Materials scientist Aaswat Raman led a team of Stanford and UC students to develop a prototype "nighttime" power generator. It is based on the phenomenon of temperature difference at the onset of darkness, when objects heated by sunlight during the day begin to give off heat to the cold air. If a generator is placed on the border of two environments, it can turn this process into a renewable energy source.
The idea for such a generator came about while discussing ways to improve solar panels. Due to the daily rhythm in the conditions of our planet, they stand idle for half the time, while darkness reigns. However, sunlight also carries heat, which accumulates in illuminated objects during daylight hours, and then can be used at night.

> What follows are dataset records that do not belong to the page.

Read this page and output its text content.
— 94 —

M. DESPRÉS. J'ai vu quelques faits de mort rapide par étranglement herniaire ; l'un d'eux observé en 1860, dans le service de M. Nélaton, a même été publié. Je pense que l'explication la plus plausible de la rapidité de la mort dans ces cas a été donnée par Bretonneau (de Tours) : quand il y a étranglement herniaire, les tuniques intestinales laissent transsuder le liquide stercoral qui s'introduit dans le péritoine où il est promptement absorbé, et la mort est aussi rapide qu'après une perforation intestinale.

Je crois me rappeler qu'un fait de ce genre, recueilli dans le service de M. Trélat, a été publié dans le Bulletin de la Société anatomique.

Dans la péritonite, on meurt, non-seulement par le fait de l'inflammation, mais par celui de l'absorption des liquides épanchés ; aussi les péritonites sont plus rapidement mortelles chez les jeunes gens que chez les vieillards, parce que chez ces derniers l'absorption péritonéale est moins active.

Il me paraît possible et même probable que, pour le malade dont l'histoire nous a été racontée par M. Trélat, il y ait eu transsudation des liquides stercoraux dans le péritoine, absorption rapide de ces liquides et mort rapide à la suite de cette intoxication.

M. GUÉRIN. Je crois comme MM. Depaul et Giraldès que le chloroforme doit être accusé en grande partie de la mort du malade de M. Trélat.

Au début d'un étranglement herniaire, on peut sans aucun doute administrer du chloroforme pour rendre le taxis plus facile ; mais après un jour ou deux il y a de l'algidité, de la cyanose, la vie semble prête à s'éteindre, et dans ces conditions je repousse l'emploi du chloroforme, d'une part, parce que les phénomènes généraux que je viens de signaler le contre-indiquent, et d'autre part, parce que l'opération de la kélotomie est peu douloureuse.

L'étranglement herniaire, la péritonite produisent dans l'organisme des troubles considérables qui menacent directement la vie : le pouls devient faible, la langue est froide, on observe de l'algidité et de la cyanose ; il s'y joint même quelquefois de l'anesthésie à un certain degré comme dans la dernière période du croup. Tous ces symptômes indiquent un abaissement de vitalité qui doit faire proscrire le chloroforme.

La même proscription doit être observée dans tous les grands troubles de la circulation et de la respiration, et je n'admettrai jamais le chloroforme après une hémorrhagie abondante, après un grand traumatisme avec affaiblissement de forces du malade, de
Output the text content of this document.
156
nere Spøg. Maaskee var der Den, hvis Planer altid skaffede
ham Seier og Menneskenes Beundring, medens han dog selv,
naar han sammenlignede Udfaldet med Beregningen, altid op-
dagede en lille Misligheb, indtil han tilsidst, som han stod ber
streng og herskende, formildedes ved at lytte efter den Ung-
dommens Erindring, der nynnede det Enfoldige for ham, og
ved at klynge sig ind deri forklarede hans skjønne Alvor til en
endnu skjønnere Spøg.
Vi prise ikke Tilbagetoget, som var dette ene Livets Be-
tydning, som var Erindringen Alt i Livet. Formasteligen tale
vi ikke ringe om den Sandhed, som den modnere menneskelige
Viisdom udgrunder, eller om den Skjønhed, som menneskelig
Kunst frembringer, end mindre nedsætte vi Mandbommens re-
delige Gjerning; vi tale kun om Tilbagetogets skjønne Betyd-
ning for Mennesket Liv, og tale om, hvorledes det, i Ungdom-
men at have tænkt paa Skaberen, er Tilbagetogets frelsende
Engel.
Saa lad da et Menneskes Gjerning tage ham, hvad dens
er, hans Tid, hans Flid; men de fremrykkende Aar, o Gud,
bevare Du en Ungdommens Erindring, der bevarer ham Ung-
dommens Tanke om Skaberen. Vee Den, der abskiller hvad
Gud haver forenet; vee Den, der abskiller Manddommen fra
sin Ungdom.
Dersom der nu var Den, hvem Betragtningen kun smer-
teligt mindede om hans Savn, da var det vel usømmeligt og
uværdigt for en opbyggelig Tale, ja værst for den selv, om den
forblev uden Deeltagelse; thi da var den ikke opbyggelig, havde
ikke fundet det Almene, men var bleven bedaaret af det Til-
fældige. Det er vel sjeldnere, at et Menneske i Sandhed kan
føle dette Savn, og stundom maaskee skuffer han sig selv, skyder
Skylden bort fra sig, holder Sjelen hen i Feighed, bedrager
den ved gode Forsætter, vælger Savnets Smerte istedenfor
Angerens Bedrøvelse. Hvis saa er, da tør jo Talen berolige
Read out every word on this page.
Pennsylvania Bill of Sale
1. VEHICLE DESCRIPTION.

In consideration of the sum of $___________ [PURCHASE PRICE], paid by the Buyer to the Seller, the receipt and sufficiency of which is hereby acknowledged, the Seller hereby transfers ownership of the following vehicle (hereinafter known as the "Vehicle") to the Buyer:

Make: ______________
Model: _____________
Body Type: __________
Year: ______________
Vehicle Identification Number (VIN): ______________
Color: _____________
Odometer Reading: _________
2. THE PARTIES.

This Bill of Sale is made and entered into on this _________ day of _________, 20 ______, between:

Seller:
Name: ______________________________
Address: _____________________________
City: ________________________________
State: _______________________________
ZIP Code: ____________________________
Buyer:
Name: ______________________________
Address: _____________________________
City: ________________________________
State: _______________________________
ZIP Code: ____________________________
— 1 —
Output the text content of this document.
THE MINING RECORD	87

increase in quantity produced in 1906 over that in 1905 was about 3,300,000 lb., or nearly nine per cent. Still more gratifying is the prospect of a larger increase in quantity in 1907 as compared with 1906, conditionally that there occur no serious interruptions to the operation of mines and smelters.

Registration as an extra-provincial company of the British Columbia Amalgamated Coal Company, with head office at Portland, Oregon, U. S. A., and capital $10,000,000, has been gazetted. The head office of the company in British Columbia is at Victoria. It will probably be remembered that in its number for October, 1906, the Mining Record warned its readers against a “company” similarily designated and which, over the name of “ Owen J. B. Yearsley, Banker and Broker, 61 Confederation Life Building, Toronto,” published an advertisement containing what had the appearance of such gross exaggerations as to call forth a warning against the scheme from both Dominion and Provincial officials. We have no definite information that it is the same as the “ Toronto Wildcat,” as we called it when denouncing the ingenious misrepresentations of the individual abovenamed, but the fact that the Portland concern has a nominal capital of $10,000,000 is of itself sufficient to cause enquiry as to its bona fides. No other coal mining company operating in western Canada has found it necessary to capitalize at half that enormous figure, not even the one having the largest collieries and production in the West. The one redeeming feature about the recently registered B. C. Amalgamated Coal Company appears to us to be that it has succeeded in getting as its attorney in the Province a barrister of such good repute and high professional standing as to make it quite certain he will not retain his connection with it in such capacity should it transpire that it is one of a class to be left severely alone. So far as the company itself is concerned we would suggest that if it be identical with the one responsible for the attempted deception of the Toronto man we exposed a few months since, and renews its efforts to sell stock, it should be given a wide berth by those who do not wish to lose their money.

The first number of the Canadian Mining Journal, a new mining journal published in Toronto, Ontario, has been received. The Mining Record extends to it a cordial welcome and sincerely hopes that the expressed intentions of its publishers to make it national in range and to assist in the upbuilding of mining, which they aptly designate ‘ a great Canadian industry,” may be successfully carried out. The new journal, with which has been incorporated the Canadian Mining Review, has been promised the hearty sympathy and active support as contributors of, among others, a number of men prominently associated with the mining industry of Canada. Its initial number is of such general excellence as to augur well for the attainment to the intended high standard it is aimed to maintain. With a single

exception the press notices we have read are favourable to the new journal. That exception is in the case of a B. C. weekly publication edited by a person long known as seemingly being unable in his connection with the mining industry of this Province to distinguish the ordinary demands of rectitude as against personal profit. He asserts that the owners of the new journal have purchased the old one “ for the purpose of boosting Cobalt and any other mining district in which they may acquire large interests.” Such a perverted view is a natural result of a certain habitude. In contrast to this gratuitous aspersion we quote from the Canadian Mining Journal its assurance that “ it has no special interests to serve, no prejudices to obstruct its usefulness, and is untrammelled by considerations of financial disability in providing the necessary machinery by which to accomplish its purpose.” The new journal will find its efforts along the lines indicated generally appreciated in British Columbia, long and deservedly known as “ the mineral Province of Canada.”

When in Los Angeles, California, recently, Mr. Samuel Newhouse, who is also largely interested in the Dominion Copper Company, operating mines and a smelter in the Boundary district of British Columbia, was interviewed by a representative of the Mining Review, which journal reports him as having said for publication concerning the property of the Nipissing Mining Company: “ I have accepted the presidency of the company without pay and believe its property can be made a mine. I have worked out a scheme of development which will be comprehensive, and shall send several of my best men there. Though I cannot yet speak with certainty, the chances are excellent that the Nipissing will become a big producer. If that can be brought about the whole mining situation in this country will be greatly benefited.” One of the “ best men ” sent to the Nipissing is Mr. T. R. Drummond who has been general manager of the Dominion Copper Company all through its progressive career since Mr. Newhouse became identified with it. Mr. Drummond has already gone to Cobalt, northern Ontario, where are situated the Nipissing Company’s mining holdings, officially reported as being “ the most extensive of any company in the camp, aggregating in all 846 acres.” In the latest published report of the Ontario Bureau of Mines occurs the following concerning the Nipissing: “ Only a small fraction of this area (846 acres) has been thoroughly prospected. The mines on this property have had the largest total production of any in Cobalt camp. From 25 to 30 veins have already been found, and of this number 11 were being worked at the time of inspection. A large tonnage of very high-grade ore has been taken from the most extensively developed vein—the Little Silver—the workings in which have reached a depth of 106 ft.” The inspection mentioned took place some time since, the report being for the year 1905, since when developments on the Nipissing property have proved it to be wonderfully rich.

It remains to apply the well-known thermoelectric effect and design a suitable generator.
In the center of the unit there is a heat exchanger in the form of a black painted aluminum sheet. It is hidden in a polystyrene shell that only transmits infrared radiation. A conventional thermocouple is connected to the heat exchanger, and a signal LED is connected to it. When the metal heated during the day begins to release heat into the cold night air, the thermocouple generates electricity and activates the LED.
The prototype generates 25 milliwatts per square meter. The developers have calculated that with optimal calibration and under ideal conditions, they can achieve up to 500 milliwatts per square meter. A little, but not bad - after all, we are talking about a passive and renewable energy source. There are many places in the world where the use of classic solar panels is unprofitable, but there is enough sunlight. And there similar generators can be used for secondary purposes, such as illuminating buildings or recharging gadgets.